俺がじいちゃんの普通のかき氷があんなに好きだったのは、じいちゃんの想いを感じ取ったから。じいちゃんが一生懸命俺たちのことを考えているとわかったから。そして……
…………じいちゃんが、大好きだったから。
「お父さんも一緒に食べてよー!」
葵が、ニコニコしながら手招きをした。
「……はいはい、今作りゆうき待っちょって」
俺のかき氷を、“俺が作ったから”好きだと言ってくれる。
そんな今に、俺は幸せが隠せなかった。
今、じいちゃんと同じように笑ってる。
自分でもわかるぐらいに、そう感じた。
RRRRRR……
かき氷を食べてひと息ついたころ、携帯の着信音がした。
…………病院から?
「もしもし?……はい、そうですが……」
葵は、じっとこちらを見ていた。
「……はい……はい……は…………え?」
「もう生まれるって!?」
電話を終えると、俺は急いで財布やら携帯やらをかばんに突っ込んだ。
「葵!病院行くで!車乗って!」
「生まれるが!?」
俺は、黙って大きくうなづいた。
ダダダダダダダダダ
「
勢いよく走り、妻……夏美の病室で急停止した。
「あ……太陽くん」
夏美は、赤ちゃんの手をそっと握っていた。
赤ちゃんは、すやすやと静かに寝ている。
「さっきまで大泣きやったねえ……ふふ、元気な男の子や」
ベテランの看護婦さんは、そう言って優しい目で赤ちゃんを見つめた。
「太陽くん……新しい家族、抱っこしちゃりや」
夏美は、穏やかに微笑み、隣で寝ている赤ちゃんの頬を優しく撫でた。
俺はそっと、落とさないように慎重に、赤ちゃんを抱いた。
赤ちゃんはぱちっと目を開いた。

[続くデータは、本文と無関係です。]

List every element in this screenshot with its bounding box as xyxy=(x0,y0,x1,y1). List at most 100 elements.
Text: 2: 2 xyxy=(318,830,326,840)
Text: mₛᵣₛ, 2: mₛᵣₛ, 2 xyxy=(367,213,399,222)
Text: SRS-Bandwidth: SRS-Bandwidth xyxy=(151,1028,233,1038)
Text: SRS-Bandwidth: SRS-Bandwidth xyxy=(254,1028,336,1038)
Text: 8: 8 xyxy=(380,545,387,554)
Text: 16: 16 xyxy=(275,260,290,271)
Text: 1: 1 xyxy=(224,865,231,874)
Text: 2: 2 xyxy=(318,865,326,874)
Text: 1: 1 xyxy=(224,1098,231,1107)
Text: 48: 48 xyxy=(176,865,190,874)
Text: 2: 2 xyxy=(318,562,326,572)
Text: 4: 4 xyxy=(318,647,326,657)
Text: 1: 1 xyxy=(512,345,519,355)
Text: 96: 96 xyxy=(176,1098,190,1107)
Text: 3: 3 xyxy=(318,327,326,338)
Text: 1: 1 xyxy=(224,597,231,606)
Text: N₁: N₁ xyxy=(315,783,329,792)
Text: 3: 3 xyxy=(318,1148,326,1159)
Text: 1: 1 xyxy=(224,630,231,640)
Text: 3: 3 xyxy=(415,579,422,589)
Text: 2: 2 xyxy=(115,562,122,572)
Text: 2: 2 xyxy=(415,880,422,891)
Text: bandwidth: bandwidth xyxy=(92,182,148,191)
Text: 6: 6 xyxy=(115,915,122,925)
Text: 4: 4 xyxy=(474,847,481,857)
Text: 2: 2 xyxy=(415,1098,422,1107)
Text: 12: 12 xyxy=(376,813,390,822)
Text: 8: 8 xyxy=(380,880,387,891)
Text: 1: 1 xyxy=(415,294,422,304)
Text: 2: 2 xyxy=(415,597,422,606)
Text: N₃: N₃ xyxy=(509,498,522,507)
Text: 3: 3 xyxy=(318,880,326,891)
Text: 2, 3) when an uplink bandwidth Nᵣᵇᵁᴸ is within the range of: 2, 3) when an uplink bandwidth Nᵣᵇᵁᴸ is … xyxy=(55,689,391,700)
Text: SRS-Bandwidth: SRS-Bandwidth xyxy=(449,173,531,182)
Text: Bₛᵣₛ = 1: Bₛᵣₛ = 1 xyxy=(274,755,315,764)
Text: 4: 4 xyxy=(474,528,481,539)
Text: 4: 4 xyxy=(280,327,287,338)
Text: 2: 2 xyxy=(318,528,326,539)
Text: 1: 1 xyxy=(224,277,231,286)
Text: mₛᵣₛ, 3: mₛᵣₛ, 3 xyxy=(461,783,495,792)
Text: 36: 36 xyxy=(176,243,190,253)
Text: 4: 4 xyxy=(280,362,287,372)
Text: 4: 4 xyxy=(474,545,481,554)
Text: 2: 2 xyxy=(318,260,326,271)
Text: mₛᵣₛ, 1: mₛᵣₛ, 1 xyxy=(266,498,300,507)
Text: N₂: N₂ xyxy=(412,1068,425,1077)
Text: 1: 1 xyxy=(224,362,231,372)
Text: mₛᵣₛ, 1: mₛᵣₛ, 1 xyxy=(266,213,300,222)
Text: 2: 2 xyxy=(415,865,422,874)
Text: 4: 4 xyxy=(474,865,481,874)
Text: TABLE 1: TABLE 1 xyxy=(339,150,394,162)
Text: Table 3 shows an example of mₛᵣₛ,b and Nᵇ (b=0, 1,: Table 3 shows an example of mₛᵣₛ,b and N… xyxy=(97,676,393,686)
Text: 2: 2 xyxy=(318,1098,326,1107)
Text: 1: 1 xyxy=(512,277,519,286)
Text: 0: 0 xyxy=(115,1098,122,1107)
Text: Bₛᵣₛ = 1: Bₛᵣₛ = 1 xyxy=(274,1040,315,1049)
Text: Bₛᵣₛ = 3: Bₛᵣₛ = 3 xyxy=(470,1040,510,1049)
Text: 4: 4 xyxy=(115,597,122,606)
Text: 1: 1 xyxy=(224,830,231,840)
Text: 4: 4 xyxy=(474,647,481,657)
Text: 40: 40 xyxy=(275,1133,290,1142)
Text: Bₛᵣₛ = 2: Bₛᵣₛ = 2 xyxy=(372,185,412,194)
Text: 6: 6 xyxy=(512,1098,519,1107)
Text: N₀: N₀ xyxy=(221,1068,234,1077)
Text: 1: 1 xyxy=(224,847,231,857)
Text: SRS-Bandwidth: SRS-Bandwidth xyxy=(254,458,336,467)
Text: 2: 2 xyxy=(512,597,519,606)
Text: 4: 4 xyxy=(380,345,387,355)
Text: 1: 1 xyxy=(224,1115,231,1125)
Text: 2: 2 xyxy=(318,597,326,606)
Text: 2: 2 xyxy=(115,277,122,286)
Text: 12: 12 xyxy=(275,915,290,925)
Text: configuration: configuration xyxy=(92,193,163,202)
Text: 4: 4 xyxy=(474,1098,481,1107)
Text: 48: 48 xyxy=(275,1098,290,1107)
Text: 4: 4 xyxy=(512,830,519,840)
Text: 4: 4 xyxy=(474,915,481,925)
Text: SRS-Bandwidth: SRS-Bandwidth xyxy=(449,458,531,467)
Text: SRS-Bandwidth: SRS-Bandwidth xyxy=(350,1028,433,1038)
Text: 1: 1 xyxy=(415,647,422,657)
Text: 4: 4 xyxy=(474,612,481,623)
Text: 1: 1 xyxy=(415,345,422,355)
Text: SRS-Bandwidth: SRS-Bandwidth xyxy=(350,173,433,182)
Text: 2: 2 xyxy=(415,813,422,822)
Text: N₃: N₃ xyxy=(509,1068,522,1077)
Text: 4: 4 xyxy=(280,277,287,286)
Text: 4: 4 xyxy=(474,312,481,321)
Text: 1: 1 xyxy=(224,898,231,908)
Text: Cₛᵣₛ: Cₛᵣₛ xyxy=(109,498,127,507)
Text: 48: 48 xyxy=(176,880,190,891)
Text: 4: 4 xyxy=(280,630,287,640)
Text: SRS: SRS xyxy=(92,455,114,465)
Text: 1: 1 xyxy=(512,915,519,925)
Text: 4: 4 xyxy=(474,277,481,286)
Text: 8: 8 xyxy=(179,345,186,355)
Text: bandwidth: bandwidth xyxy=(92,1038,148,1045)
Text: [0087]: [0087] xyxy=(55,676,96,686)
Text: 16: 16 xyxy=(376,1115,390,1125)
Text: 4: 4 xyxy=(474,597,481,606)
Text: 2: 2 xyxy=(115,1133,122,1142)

俺はふう、と深呼吸をして、赤ちゃんの顔を覗き込んだ。
赤ちゃんも、俺をまじまじと見つめていた。
――――誰やろう、この人。僕をずっと見て、目ぇうるうるさせてよ。
……なんて、思ってるのかな。
なんて……可愛らしいんだろう。
俺は、自分の視界が滲むから、ぎゅっと目を閉じた。
人は、いつか必ず死んでしまう。生きてる人との思い出や、気持ちを残して。
でも、必ず新しい命が生まれる。そしてその命に、去った命の想いを繋いでいくのは、今を生きる俺たちなんだって……そう、思えた。
じいちゃん、俺、2人も子供ができたよ。じいちゃんにとって、曾孫やね。
夏美と赤ちゃんが家に帰ってきたら、みんなで墓参り行くきね。待っててよ…………
「あたしの弟や…!」
葵は、嬉しそうに赤ちゃんの手に触れた。
「この子にもお父さんのかき氷、食べさしちゃりたいねえ」
夏美は、そうつぶやいた葵に吹き出した。
「あはは。太陽くんのかき氷、葵に大好評やね」
「嬉しいけんどこの子に食べさせたらいかんで」
「まだ赤ちゃんやき食べられんねえ……葵ちゃん、お父さんのかき氷が好きなが?」
看護婦さんに聞かれ、葵は大きくうなづいて、目を輝かせた。
「お父さんが作るかき氷はねえ、世界一ながよ!」
葵…………ちょっと、恥ずかしい。
……でも、嬉しいな。
「よかったねえ」
今なら、じいちゃんの気持ちがわかる。
あの笑顔の意味も、わかる。
ただのかき氷と、大好きなじいちゃんが、俺に大切なことを教えてくれたんだ。